In 2007 Make Believe opened for Tortoise at Minneapolis’ Cedar Cultural Center. I had never heard of Make Believe, but Kinsella’s vocals were unmistakable. I came to punk music just this much too late to know about Cap’n Jazz in their heyday, but like everybody else I knew, ate up the 1998 Jade Tree release of Analphabetapolothology, the nearly (or was it complete?) retrospective on the proto-Midwest-emo-spazz/modern jazz ensemble. I never got into Joan of Arc, and mostly didn’t know about any of Kinsella’s other projects. Once I recognized his voice, I was rapt. (Tortoise went on to perform what is probably the best live show I’ve ever seen, but that’s a story for another time).

So. Make Believe. Difficult music. Listen, I can’t convince you to like this, and I understand if you don’t, but I would at least challenge you to acknowledge this much. If you listen to this song on repeat, as I’ve been doing for the past hour or so, it quickly becomes clear that it isn’t so kooky after all. It follows conventions, if loosely, like an impressionist painter. If pop song structures are water lilies, this song asks — okay, demands — that you squint to see them. And if you do, they’re right there, clear as day.
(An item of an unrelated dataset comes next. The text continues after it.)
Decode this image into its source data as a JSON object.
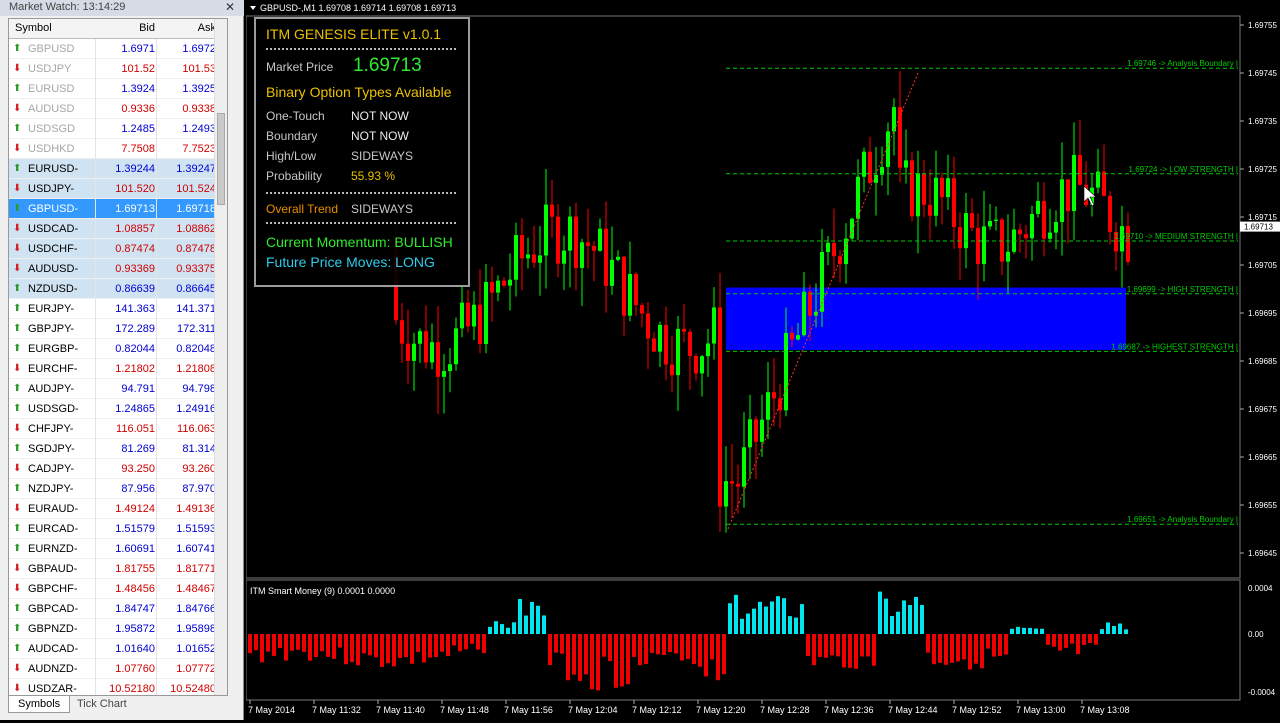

In fact, the interplay of the guitars against the bass at times approaches the irreconcilable, but then, when followed closely, somehow doubles back and makes total sense.

If the art rock music is too much for you, check out the lyrics:

the tremolo of insects cuts the canyon’s furrowed brow 
cloud armada swarms in morning
through the night it kept a good eye on me 
clocks in morning cliff morning cloud

everyone i’ve ever seen naked, I remember all at once
how any woman dared how do me
strobes in naked ache and buzz

the clouds come whisper in my ear
the angels each play an angle
the angels circle back to say
“keep an eye out for the clouds today”

the clouds are only the front lines for UFO field patrol
but what I don’t let the angels know is I’m in cahoots with the UFOs 
ever since the mothership headquarter’s sun confided in me: I am one

the rivers constant exhale while cliffs cut blacker against black 
fade into flared salmon meat landscape
when the big siren in the sky arrives
and I see the river’s flow the opposite way
then I’d been hearing it all night

Here’s the deal. If you’re like me, you see a line like the tremolo of insects, and immediately wish you’d come up with it yourself. I don’t pretend to understand exactly what’s going on here in this story of angels and UFOs, but kind of wonder if it isn’t someone having a transcendent and existential experience in the great outdoors, and if that’s the case, then isn’t this a completely accessible song about the human condition?